Google Cloud confirmed plans to adopt the new NVIDIA Grace Blackwell AI computing platform, as well as the NVIDIA DGX Cloud service on Google Cloud. Additionally, the NVIDIA H100-powered DGX Cloud platform is now generally available on Google Cloud. 

Microsoft will be one of the first organizations to deploy NVIDIA Grace Blackwell GB200 and advanced NVIDIA Quantum-X800 InfiniBand networking to Azure.

Microsoft is also announcing the general availability of its Azure NC H100 v5 VM virtual machine (VM) based on the NVIDIA H100 NVL platform, which is aimed at midrange training and inferencing. The NC series of virtual machines offers customers two classes of VMs from one to two NVIDIA H100 94GB PCIe Tensor Core GPUs and supports NVIDIA Multi-Instance GPU (MIG) technology, which allows customers to partition each GPU into up to seven instances, providing flexibility and scalability for diverse AI workloads.

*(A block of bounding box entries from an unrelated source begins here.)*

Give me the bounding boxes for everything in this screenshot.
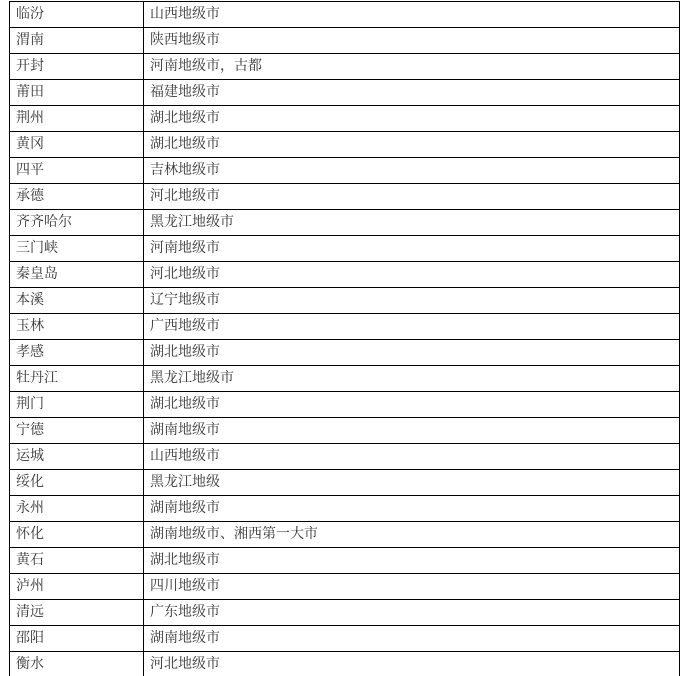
city-cell: 玉林 [10, 314, 144, 340]
table-row: 荆门 湖北地级市 [10, 392, 680, 418]
description-cell: 陕西地级市 [144, 28, 680, 54]
description-cell: 黑龙江地级市 [144, 366, 680, 392]
city-cell: 莆田 [10, 80, 144, 106]
city-cell: 本溪 [10, 288, 144, 314]
city-cell: 荆州 [10, 106, 144, 132]
city-cell: 运城 [10, 444, 144, 470]
description-cell: 河南地级市，古都 [144, 54, 680, 80]
table-row: 玉林 广西地级市 [10, 314, 680, 340]
table-row: 泸州 四川地级市 [10, 574, 680, 600]
table-row: 清远 广东地级市 [10, 600, 680, 626]
description-cell: 湖北地级市 [144, 548, 680, 574]
description-cell: 四川地级市 [144, 574, 680, 600]
city-cell: 黄冈 [10, 132, 144, 158]
table-row: 邵阳 湖南地级市 [10, 626, 680, 652]
city-cell: 渭南 [10, 28, 144, 54]
table-row: 孝感 湖北地级市 [10, 340, 680, 366]
table-row: 怀化 湖南地级市、湘西第一大市 [10, 522, 680, 548]
description-cell: 湖北地级市 [144, 340, 680, 366]
description-cell: 山西地级市 [144, 444, 680, 470]
description-cell: 广西地级市 [144, 314, 680, 340]
table-row: 秦皇岛 河北地级市 [10, 262, 680, 288]
table-row: 荆州 湖北地级市 [10, 106, 680, 132]
description-cell: 湖北地级市 [144, 132, 680, 158]
table-row: 衡水 河北地级市 [10, 652, 680, 676]
table-row: 运城 山西地级市 [10, 444, 680, 470]
description-cell: 辽宁地级市 [144, 288, 680, 314]
table-row: 牡丹江 黑龙江地级市 [10, 366, 680, 392]
description-cell: 河南地级市 [144, 236, 680, 262]
city-cell: 牡丹江 [10, 366, 144, 392]
description-cell: 福建地级市 [144, 80, 680, 106]
table-row: 三门峡 河南地级市 [10, 236, 680, 262]
description-cell: 河北地级市 [144, 652, 680, 676]
city-table-body: 临汾 山西地级市 渭南 陕西地级市 开封 河南地级市，古都 莆田 福建地级市 荆… [10, 2, 680, 676]
description-cell: 湖北地级市 [144, 392, 680, 418]
city-cell: 孝感 [10, 340, 144, 366]
description-cell: 黑龙江地级市 [144, 210, 680, 236]
table-row: 承德 河北地级市 [10, 184, 680, 210]
description-cell: 湖南地级市 [144, 496, 680, 522]
city-cell: 邵阳 [10, 626, 144, 652]
description-cell: 黑龙江地级 [144, 470, 680, 496]
city-table: 临汾 山西地级市 渭南 陕西地级市 开封 河南地级市，古都 莆田 福建地级市 荆… [9, 1, 680, 676]
city-cell: 绥化 [10, 470, 144, 496]
table-row: 莆田 福建地级市 [10, 80, 680, 106]
city-cell: 三门峡 [10, 236, 144, 262]
table-row: 临汾 山西地级市 [10, 2, 680, 28]
description-cell: 湖南地级市、湘西第一大市 [144, 522, 680, 548]
page-canvas: 临汾 山西地级市 渭南 陕西地级市 开封 河南地级市，古都 莆田 福建地级市 荆… [0, 0, 688, 676]
city-cell: 怀化 [10, 522, 144, 548]
city-cell: 永州 [10, 496, 144, 522]
city-cell: 秦皇岛 [10, 262, 144, 288]
city-cell: 开封 [10, 54, 144, 80]
description-cell: 湖南地级市 [144, 418, 680, 444]
description-cell: 山西地级市 [144, 2, 680, 28]
description-cell: 湖北地级市 [144, 106, 680, 132]
city-cell: 清远 [10, 600, 144, 626]
description-cell: 河北地级市 [144, 262, 680, 288]
city-cell: 宁德 [10, 418, 144, 444]
table-row: 黄冈 湖北地级市 [10, 132, 680, 158]
city-cell: 泸州 [10, 574, 144, 600]
table-row: 永州 湖南地级市 [10, 496, 680, 522]
city-cell: 承德 [10, 184, 144, 210]
description-cell: 湖南地级市 [144, 626, 680, 652]
table-row: 齐齐哈尔 黑龙江地级市 [10, 210, 680, 236]
description-cell: 河北地级市 [144, 184, 680, 210]
city-cell: 四平 [10, 158, 144, 184]
description-cell: 吉林地级市 [144, 158, 680, 184]
city-cell: 荆门 [10, 392, 144, 418]
city-cell: 临汾 [10, 2, 144, 28]
city-cell: 黄石 [10, 548, 144, 574]
table-row: 黄石 湖北地级市 [10, 548, 680, 574]
description-cell: 广东地级市 [144, 600, 680, 626]
table-row: 四平 吉林地级市 [10, 158, 680, 184]
table-row: 渭南 陕西地级市 [10, 28, 680, 54]
table-row: 开封 河南地级市，古都 [10, 54, 680, 80]
table-row: 宁德 湖南地级市 [10, 418, 680, 444]
table-row: 绥化 黑龙江地级 [10, 470, 680, 496]
city-cell: 齐齐哈尔 [10, 210, 144, 236]
city-cell: 衡水 [10, 652, 144, 676]
table-row: 本溪 辽宁地级市 [10, 288, 680, 314]
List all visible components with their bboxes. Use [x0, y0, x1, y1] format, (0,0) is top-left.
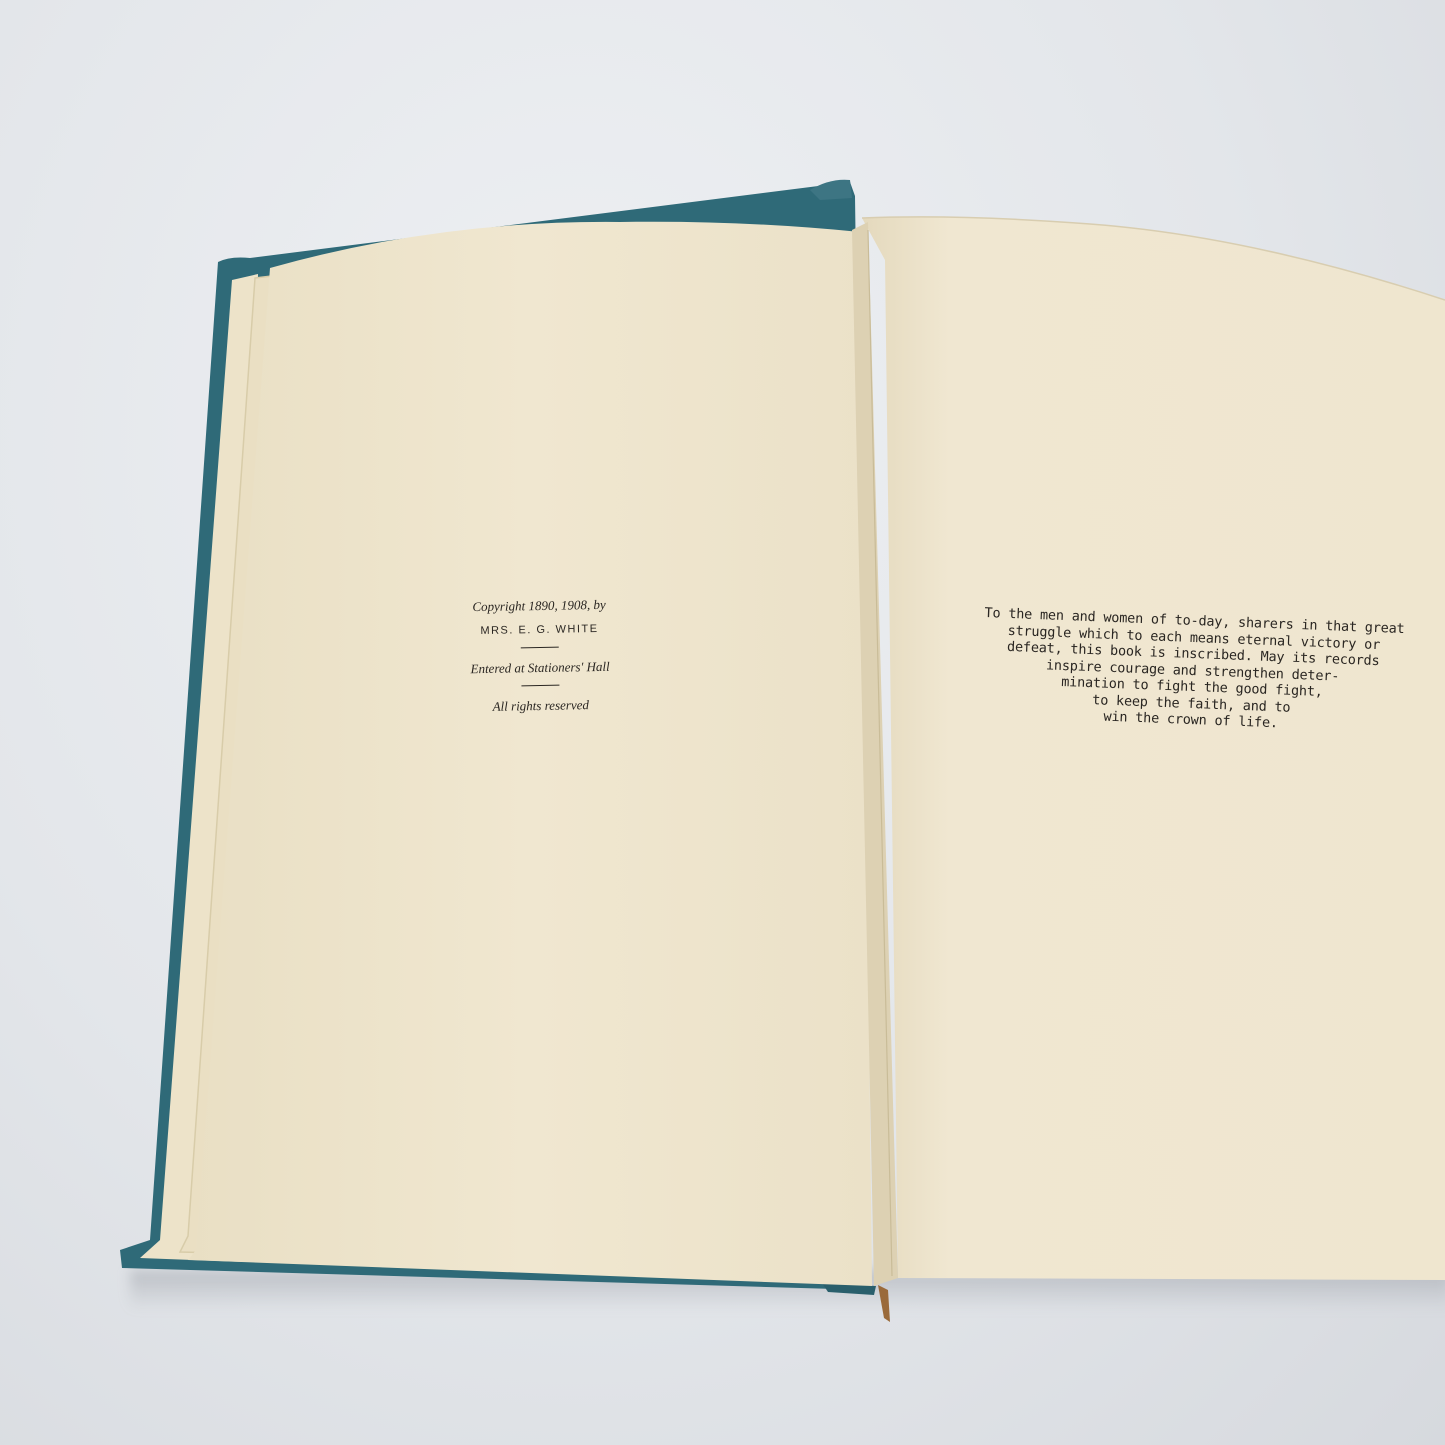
photo-scene: Copyright 1890, 1908, by MRS. E. G. WHIT… — [0, 0, 1445, 1445]
left-page — [188, 222, 872, 1286]
right-page — [862, 217, 1445, 1280]
copyright-block: Copyright 1890, 1908, by MRS. E. G. WHIT… — [429, 596, 651, 726]
registration-line: Entered at Stationers' Hall — [430, 658, 650, 677]
author-name: MRS. E. G. WHITE — [429, 622, 649, 639]
copyright-line: Copyright 1890, 1908, by — [429, 596, 649, 615]
rights-line: All rights reserved — [431, 696, 651, 715]
divider — [521, 685, 559, 687]
spine-bottom-thread — [878, 1285, 890, 1322]
dedication-block: To the men and women of to-day, sharers … — [956, 604, 1430, 737]
divider — [521, 646, 559, 648]
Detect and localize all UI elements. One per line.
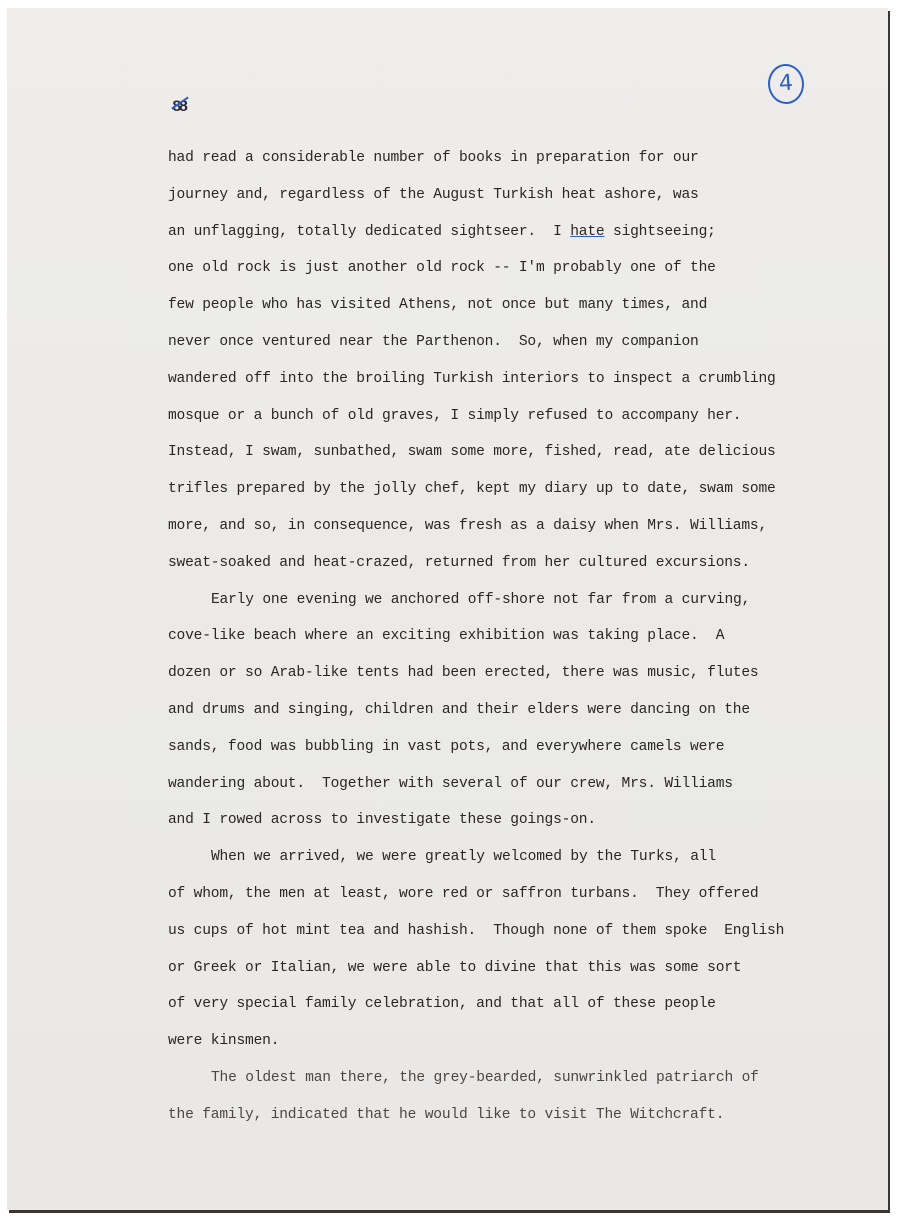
text-line: sweat-soaked and heat-crazed, returned f… <box>168 553 848 590</box>
text-line: and I rowed across to investigate these … <box>168 810 848 847</box>
underlined-word: hate <box>570 224 604 240</box>
text-line: wandered off into the broiling Turkish i… <box>168 369 848 406</box>
text-line: of very special family celebration, and … <box>168 994 848 1031</box>
text-line: one old rock is just another old rock --… <box>168 258 848 295</box>
text-line: never once ventured near the Parthenon. … <box>168 332 848 369</box>
paragraph-start-line: When we arrived, we were greatly welcome… <box>168 847 848 884</box>
text-line: us cups of hot mint tea and hashish. Tho… <box>168 921 848 958</box>
text-segment: sightseeing; <box>604 224 715 240</box>
text-line: mosque or a bunch of old graves, I simpl… <box>168 406 848 443</box>
text-line: and drums and singing, children and thei… <box>168 700 848 737</box>
text-line: of whom, the men at least, wore red or s… <box>168 884 848 921</box>
corner-page-mark: 88 <box>172 98 185 116</box>
body-text: had read a considerable number of books … <box>168 148 848 1142</box>
text-line: or Greek or Italian, we were able to div… <box>168 958 848 995</box>
text-line: more, and so, in consequence, was fresh … <box>168 516 848 553</box>
text-line: trifles prepared by the jolly chef, kept… <box>168 479 848 516</box>
paragraph-start-line: Early one evening we anchored off-shore … <box>168 590 848 627</box>
text-line: an unflagging, totally dedicated sightse… <box>168 222 848 259</box>
text-line: cove-like beach where an exciting exhibi… <box>168 626 848 663</box>
text-line: were kinsmen. <box>168 1031 848 1068</box>
text-line: Instead, I swam, sunbathed, swam some mo… <box>168 442 848 479</box>
text-line: journey and, regardless of the August Tu… <box>168 185 848 222</box>
paragraph-start-line: The oldest man there, the grey-bearded, … <box>168 1068 848 1105</box>
text-line: few people who has visited Athens, not o… <box>168 295 848 332</box>
circled-page-number: 4 <box>767 63 806 105</box>
text-line: the family, indicated that he would like… <box>168 1105 848 1142</box>
text-line: had read a considerable number of books … <box>168 148 848 185</box>
text-segment: an unflagging, totally dedicated sightse… <box>168 224 570 240</box>
text-line: wandering about. Together with several o… <box>168 774 848 811</box>
text-line: dozen or so Arab-like tents had been ere… <box>168 663 848 700</box>
text-line: sands, food was bubbling in vast pots, a… <box>168 737 848 774</box>
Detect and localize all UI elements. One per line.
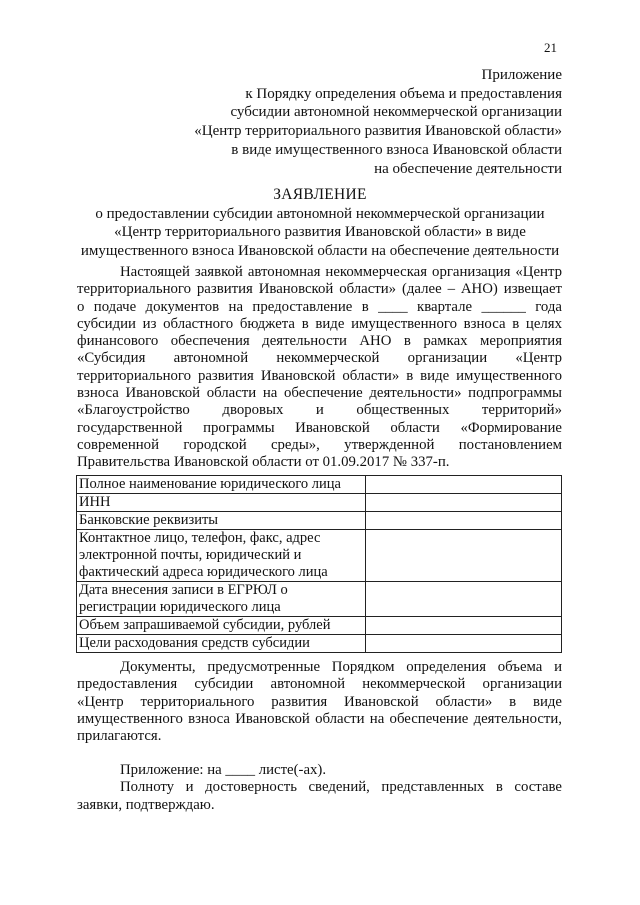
text-line: заявки, подтверждаю. (77, 797, 562, 814)
text-line: о подаче документов на предоставление в … (77, 299, 562, 316)
application-paragraph: Настоящей заявкой автономная некоммерчес… (77, 264, 562, 472)
text-line: взноса Ивановской области на обеспечение… (77, 385, 562, 402)
text-line: Полноту и достоверность сведений, предст… (77, 779, 562, 796)
row-label: Банковские реквизиты (77, 512, 366, 530)
text-line: финансового обеспечения деятельности АНО… (77, 333, 562, 350)
text-line: «Благоустройство дворовых и общественных… (77, 402, 562, 419)
text-line: Настоящей заявкой автономная некоммерчес… (77, 264, 562, 281)
closing-section: Приложение: на ____ листе(-ах). Полноту … (77, 762, 562, 814)
row-label: Цели расходования средств субсидии (77, 635, 366, 653)
row-label: Дата внесения записи в ЕГРЮЛ о регистрац… (77, 582, 366, 617)
row-value[interactable] (365, 512, 561, 530)
text-line: предоставления субсидии автономной неком… (77, 676, 562, 693)
document-title-block: ЗАЯВЛЕНИЕ о предоставлении субсидии авто… (70, 186, 570, 260)
appendix-header: Приложение к Порядку определения объема … (142, 66, 562, 178)
row-value[interactable] (365, 635, 561, 653)
table-row: Объем запрашиваемой субсидии, рублей (77, 617, 562, 635)
documents-paragraph: Документы, предусмотренные Порядком опре… (77, 659, 562, 745)
text-line: современной городской среды», утвержденн… (77, 437, 562, 454)
row-value[interactable] (365, 617, 561, 635)
row-label: Объем запрашиваемой субсидии, рублей (77, 617, 366, 635)
row-label: Полное наименование юридического лица (77, 476, 366, 494)
applicant-info-table: Полное наименование юридического лица ИН… (76, 475, 562, 653)
row-value[interactable] (365, 476, 561, 494)
appendix-line: «Центр территориального развития Ивановс… (142, 122, 562, 141)
subtitle-line: имущественного взноса Ивановской области… (70, 242, 570, 261)
row-value[interactable] (365, 530, 561, 582)
table-row: Дата внесения записи в ЕГРЮЛ о регистрац… (77, 582, 562, 617)
row-label: ИНН (77, 494, 366, 512)
appendix-line: субсидии автономной некоммерческой орган… (142, 103, 562, 122)
table-row: Полное наименование юридического лица (77, 476, 562, 494)
text-line: территориального развития Ивановской обл… (77, 281, 562, 298)
text-line: территориального развития Ивановской обл… (77, 368, 562, 385)
text-line: имущественного взноса Ивановской области… (77, 711, 562, 728)
row-label: Контактное лицо, телефон, факс, адрес эл… (77, 530, 366, 582)
table-row: Банковские реквизиты (77, 512, 562, 530)
table-row: ИНН (77, 494, 562, 512)
text-line: Правительства Ивановской области от 01.0… (77, 454, 562, 471)
row-value[interactable] (365, 494, 561, 512)
appendix-line: на обеспечение деятельности (142, 160, 562, 179)
text-line: «Центр территориального развития Ивановс… (77, 694, 562, 711)
text-line: прилагаются. (77, 728, 562, 745)
table-row: Контактное лицо, телефон, факс, адрес эл… (77, 530, 562, 582)
text-line: «Субсидия автономной некоммерческой орга… (77, 350, 562, 367)
document-title: ЗАЯВЛЕНИЕ (70, 186, 570, 205)
appendix-line: Приложение (142, 66, 562, 85)
text-line: государственной программы Ивановской обл… (77, 420, 562, 437)
subtitle-line: о предоставлении субсидии автономной нек… (70, 205, 570, 224)
table-row: Цели расходования средств субсидии (77, 635, 562, 653)
attachment-line: Приложение: на ____ листе(-ах). (77, 762, 562, 779)
subtitle-line: «Центр территориального развития Ивановс… (70, 223, 570, 242)
appendix-line: к Порядку определения объема и предостав… (142, 85, 562, 104)
text-line: Документы, предусмотренные Порядком опре… (77, 659, 562, 676)
appendix-line: в виде имущественного взноса Ивановской … (142, 141, 562, 160)
row-value[interactable] (365, 582, 561, 617)
page-number: 21 (544, 40, 557, 56)
text-line: субсидии из областного бюджета в виде им… (77, 316, 562, 333)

In addition, NVIDIA GPUs and NVIDIA Triton Inference Server™ help serve AI inference predictions in Microsoft Copilot for Microsoft 365. 

“Together with NVIDIA, we are making the promise of AI real, helping drive new benefits and productivity gains for people and organizations everywhere,” said Satya Nadella, chairman and CEO, Microsoft. “From bringing the GB200 Grace Blackwell processor to Azure, to new integrations between DGX Cloud and Microsoft Fabric, the announcements we are making today will ensure customers have the most comprehensive platforms and tools across every layer of the Copilot stack, from silicon to software, to build their own breakthrough AI capability.”

“AI is transforming our daily lives — opening up a world of new opportunities,” said Jensen Huang, founder and CEO of NVIDIA. “Through our collaboration with Microsoft, we’re building a future that unlocks the promise of AI for customers, helping them deliver innovative solutions to the world.”

Oracle has expanded collaboration with NVIDIA to deliver sovereign AI solutions to customers around the world. Oracle’s distributed cloud, AI infrastructure, and generative AI services, combined with NVIDIA’s accelerated computing and generative AI software, are enabling governments and enterprises to deploy "AI factories." Oracle’s cloud services leverage a range of NVIDIA’s stack, including NVIDIA accelerated computing infrastructure and the NVIDIA AI Enterprise software platform, including newly announced NVIDIA NIM™ inference microservices, which are built on the foundation of NVIDIA inference software such as NVIDIA TensorRT, NVIDIA TensorRT-LLM, and NVIDIA Triton Inference Server.